Donner envie aux salariés de s’engager
« Au sein d’Ooolala, on a tous envie d’agir. Les enseignements récents vont donc nous conduire cette année à orienter notre approche un peu plus vers la RSE (Responsabilité sociale des entreprises) : encourager la mobilité durable, et pas seulement par des mesures économiques, mais aussi, là encore, organiser une collecte d’informations plus précise et sensibiliser beaucoup plus les membres de nos équipes à cet engagement. »
Le sujet est vraiment complexe, très technique, souvent abstrait. Pour s’engager, il faut saisir le sens de son effort. Consentir à se plier à certaines contraintes exige de savoir pourquoi et d’en percevoir les effets positifs. D’où le rapprochement d’Ooolala avec l’association la Cartouch’Verte, située elle aussi à Valence, dans le même bâtiment, pour des actions mutualisées, dont notamment, à paraître prochainement, un guide des bonnes pratiques qui devrait intéresser, à plus d’un titre, l’ensemble de la filière de l’animation.

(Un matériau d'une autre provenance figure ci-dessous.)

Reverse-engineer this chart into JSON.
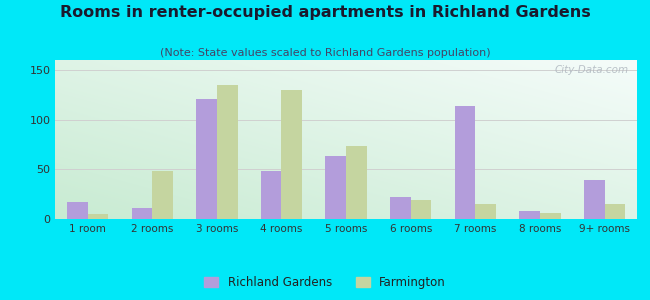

« Il faut comprendre aussi qu’il y a toute chance pour que l’impact carbone, d’ici quatre à cinq ans, devienne aussi un argument commercial non-négligeable. Comme il y aura un taux de CO2 inscrit sur les étiquettes des biens de consommation, on vendra des prestations de dessins animés plus ou moins écologiques… »
Ooolala, une société de production qui a fait de la vigilance son maître-mot
« Ooolala » est une société de production et de distribution de dessins animés domiciliée à Paris. Son logo fait comprendre ces trois « o » : ils représentent des yeux en éveil, « car on s’adresse à la jeunesse et qu’on est très vigilant à ce qu’on transmet aux enfants, conscient de la part que nous prenons à leur éducation à l’image et notamment l’image animée », précise Jean-Baptiste Wery.
Le « cœur du réacteur » d’Ooolala est un studio d’animation à Valence, installé dans la Cartoucherie, une ancienne usine et désormais un Pôle de l’image animée, qui regroupe une dizaine d’écoles et de studios d’animation. C’est là qu’Ooolala met en œuvre son projet, baptisé du triple o, bien sûr : « écooo », soutenu par « Alternatives vertes ».